Within Christianity there are numerous examples of biblical references to self-sacrifice and later reward. Even in the New Testament — the less controversial testament showing a kinder, less megalomaniacal side of God — we see a producer-consumer type of relationship. Here God asks us to offer ourselves by praising him (Hebrews 13:15), and in turn we shall receive eternal salvation (1 Peter 1:5). 1 John 3:23 says that we are to believe in Jesus and love one another to gain entry into heaven. Love, however, takes many forms depending on the context. Love is commonly expressed in nonviolent or peaceful ways, but these options do not form an exhaustive list. Within the bible we are told by Jesus to “harm no man” (Luke 3:14), but this same loving God also reminds us that nonbelievers will face “fire” and “perdition” on judgment day (2 Peter 3:7). When we consider doublespeak like this, it is easier to understand how “fighting the good fight” (1 Timothy 6:12) can mean both defending the meek and exploited (such as women and minorities), but also eliminating heretics (such as abortion-performing physicians) in order to purify God’s earth.

Many religious leaders say those guilty of atrocities done in the name of religion are radicals not connected to the institution. But did these radicals generate their ideas and association to, say, Islam or Buddhism, in a vacuum? Is it a coincidence radical Islamists revere the same Allah as nonviolent imams? No, because the religion responsible for the creation of this figure (and the promises he makes as a condition for obeying him) instigated much of the killer-making process. In this sense, religions are responsible for both the peaceful and violent products they inspire.

If radicals are not apt representations of a religion, but instead faulty products of the system of belief they try to uphold, isn’t their producer still liable?

When Barack Obama says extremists are misguided, or Pope Francis says they are religious deviants, we can make a logical connection: These misinterpretations and deviations come from doctrines which are susceptible to being misinterpreted. Events like the Second Vatican Council demonstrate how unclear doctrine is a concern that must be addressed. If similar lack of clarity inspires thousands to kill in the name of God, these doctrines certainly have not been made clear enough.
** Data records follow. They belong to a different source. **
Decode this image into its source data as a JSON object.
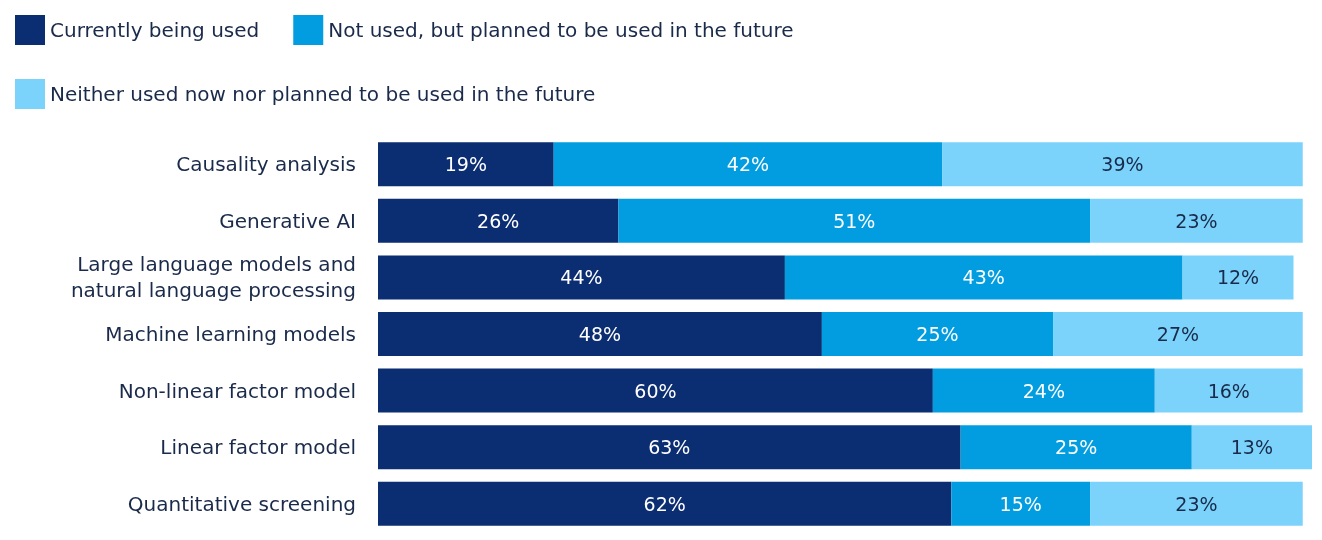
{
  "chart_data": {
    "type": "bar",
    "orientation": "horizontal",
    "stacked": true,
    "legend": "top left",
    "grid": false,
    "tick_labels": "y",
    "categories": [
      "Causality analysis",
      "Generative AI",
      "Large language models and natural language processing",
      "Machine learning models",
      "Non-linear factor model",
      "Linear factor model",
      "Quantitative screening"
    ],
    "series": [
      {
        "name": "Currently being used",
        "color": "#0b2d72",
        "values": [
          19,
          26,
          44,
          48,
          60,
          63,
          62
        ],
        "value_labels": [
          "19%",
          "26%",
          "44%",
          "48%",
          "60%",
          "63%",
          "62%"
        ]
      },
      {
        "name": "Not used, but planned to be used in the future",
        "color": "#019de0",
        "values": [
          42,
          51,
          43,
          25,
          24,
          25,
          15
        ],
        "value_labels": [
          "42%",
          "51%",
          "43%",
          "25%",
          "24%",
          "25%",
          "15%"
        ]
      },
      {
        "name": "Neither used now nor planned to be used in the future",
        "color": "#7bd3fb",
        "values": [
          39,
          23,
          12,
          27,
          16,
          13,
          23
        ],
        "value_labels": [
          "39%",
          "23%",
          "12%",
          "27%",
          "16%",
          "13%",
          "23%"
        ]
      }
    ]
  }
}
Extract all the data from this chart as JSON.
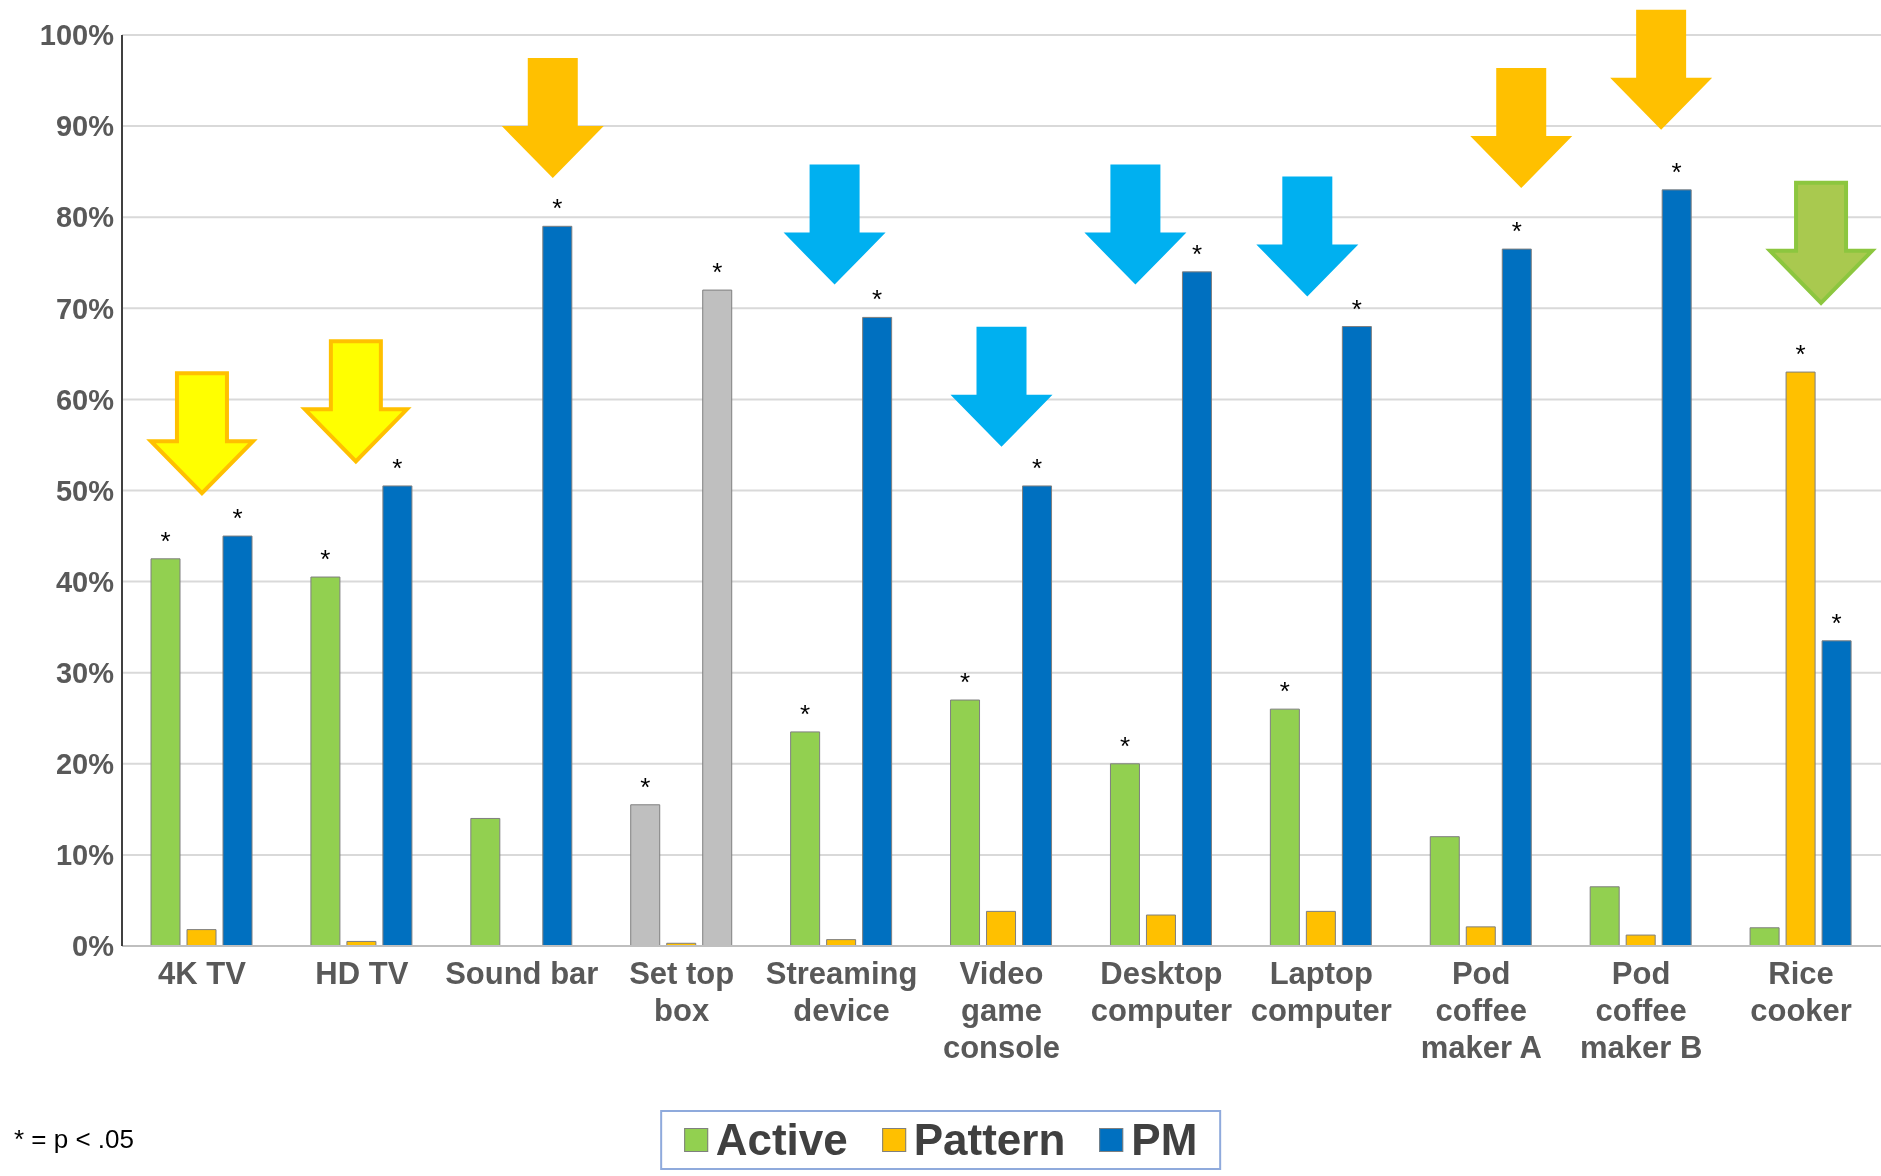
{
  "chart_data": {
    "type": "bar",
    "categories": [
      "4K TV",
      "HD TV",
      "Sound bar",
      "Set top box",
      "Streaming device",
      "Video game console",
      "Desktop computer",
      "Laptop computer",
      "Pod coffee maker A",
      "Pod coffee maker B",
      "Rice cooker"
    ],
    "series": [
      {
        "name": "Active",
        "color": "#92d050",
        "colors": [
          "#92d050",
          "#92d050",
          "#92d050",
          "#bfbfbf",
          "#92d050",
          "#92d050",
          "#92d050",
          "#92d050",
          "#92d050",
          "#92d050",
          "#92d050"
        ],
        "values": [
          42.5,
          40.5,
          14,
          15.5,
          23.5,
          27,
          20,
          26,
          12,
          6.5,
          2
        ],
        "value_labels": [
          "*",
          "*",
          null,
          "*",
          "*",
          "*",
          "*",
          "*",
          null,
          null,
          null
        ]
      },
      {
        "name": "Pattern",
        "color": "#ffc000",
        "values": [
          1.8,
          0.5,
          null,
          0.3,
          0.7,
          3.8,
          3.4,
          3.8,
          2.1,
          1.2,
          63
        ],
        "value_labels": [
          null,
          null,
          null,
          null,
          null,
          null,
          null,
          null,
          null,
          null,
          "*"
        ]
      },
      {
        "name": "PM",
        "color": "#0070c0",
        "colors": [
          "#0070c0",
          "#0070c0",
          "#0070c0",
          "#bfbfbf",
          "#0070c0",
          "#0070c0",
          "#0070c0",
          "#0070c0",
          "#0070c0",
          "#0070c0",
          "#0070c0"
        ],
        "values": [
          45,
          50.5,
          79,
          72,
          69,
          50.5,
          74,
          68,
          76.5,
          83,
          33.5
        ],
        "value_labels": [
          "*",
          "*",
          "*",
          "*",
          "*",
          "*",
          "*",
          "*",
          "*",
          "*",
          "*"
        ]
      }
    ],
    "ylim": [
      0,
      100
    ],
    "yticks": [
      {
        "value": 0,
        "label": "0%"
      },
      {
        "value": 10,
        "label": "10%"
      },
      {
        "value": 20,
        "label": "20%"
      },
      {
        "value": 30,
        "label": "30%"
      },
      {
        "value": 40,
        "label": "40%"
      },
      {
        "value": 50,
        "label": "50%"
      },
      {
        "value": 60,
        "label": "60%"
      },
      {
        "value": 70,
        "label": "70%"
      },
      {
        "value": 80,
        "label": "80%"
      },
      {
        "value": 90,
        "label": "90%"
      },
      {
        "value": 100,
        "label": "100%"
      }
    ],
    "grid": "y",
    "legend": "bottom",
    "annotations": [
      "* = p < .05"
    ]
  }
}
Religions are producers much like manufacturing companies. The products they distribute can be wondrous or they can be toxic hazards. Imagine if religions were taxed like manufacturers and sold their texts explicitly as instruction manuals for reaching heaven (much like “get rich quick!” or “lose 50 pounds drinking lemon juice!” scams). Ambiguities within these texts would be held as liabilities and not as excused discretions in judgment. Extremists acting as self-appointed representatives of faith are not the only faces of religion, but they are religious ambassadors nonetheless. As atheists, secularists and agnostics, we must hold religions accountable for the messages they disseminate, rather than shamefully agreeing with their leaders that moderate belief is the only form of piety. Religious violence is a polarizing, multifaceted phenomenon.

Solving it must start from within religious institutions by holding them accountable for their products, whether they are effective or dangerous. While asking for a recall of bibles, Qurans, and Bhagavad-Gitas like faulty microwave ovens is a bit ambitious, we should still strive to neutralize their negative influences. This can — and should — be done through firm diplomatic pressure toward countries tolerant of religions evading responsibility for their teachings. Through political accountability perhaps religious leaders will think twice before delivering unverifiable sermons based on misleading doctrines.

Peter is a 27-year-old graduate student from Davenport, Iowa. He’s a fifth-year doctoral candidate in geography at Florida State University in Tallahassee, Fla., and plans to graduate in May 2016. He graduated from Oklahoma State University in 2010 with degrees in geography and political science. He is a member of the Secular Student Alliance at FSU.